Edwards A, Eisenberg N, Spinrad TL, Reiser M, Eggum-Wilkens ND, Liew J. Soc. Dev. 2015; 24(1): 76-94.

Affiliation

Department of Educational Psychology, Texas A&M University.

Copyright

(Copyright © 2015, John Wiley and Sons)

DOI

10.1111/sode.12084

PMID

25663753

Abstract

The purpose of this study was to examine whether dispositional sadness predicted children's prosocial behavior and if sympathy mediated this relation. Constructs were measured when children (N = 256 at Time 1) were 18-, 30-, and 42-months old.
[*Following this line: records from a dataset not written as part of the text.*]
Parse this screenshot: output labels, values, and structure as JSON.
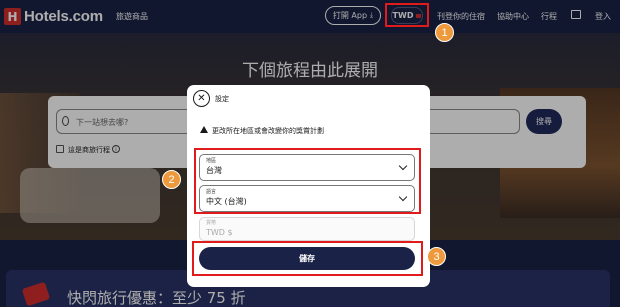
{
  "header": {
    "logo_text": "Hotels.com",
    "logo_mark": "H",
    "travel_link": "旅遊商品",
    "open_app": "打開 App",
    "currency": "TWD",
    "list_property": "刊登你的住宿",
    "help_center": "協助中心",
    "trips": "行程",
    "login": "登入"
  },
  "hero": {
    "title": "下個旅程由此展開"
  },
  "search": {
    "placeholder": "下一站想去哪?",
    "search_button": "搜尋",
    "multi_city_label": "這是商旅行程",
    "info_symbol": "i"
  },
  "promo": {
    "text": "快閃旅行優惠：至少 75 折"
  },
  "modal": {
    "title": "設定",
    "close_symbol": "✕",
    "warning_text": "更改所在地區或會改變你的獎賞計劃",
    "region": {
      "label": "地區",
      "value": "台灣"
    },
    "language": {
      "label": "語言",
      "value": "中文 (台灣)"
    },
    "currency": {
      "label": "貨幣",
      "value": "TWD $"
    },
    "save_button": "儲存"
  },
  "callouts": [
    "1",
    "2",
    "3"
  ],
  "colors": {
    "header_bg": "#1b2247",
    "highlight": "#e01b1b",
    "callout": "#ee9a3c",
    "save_button": "#1b2247"
  }
}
Mothers and non-parental caregivers rated children's sadness; mothers, caregivers, and fathers rated children's prosocial behavior; sympathy (concern and hypothesis testing) and prosocial behavior (indirect and direct, as well as verbal at older ages) were assessed with a task in which the experimenter feigned injury. In a panel path analysis, 30-month dispositional sadness predicted marginally higher 42-month sympathy; in addition, 30-month sympathy predicted 42-month sadness. Moreover, when controlling for prior levels of prosocial behavior, 30-month sympathy significantly predicted reported and observed prosocial behavior at 42 months. Sympathy did not mediate the relation between sadness and prosocial behavior (either reported or observed).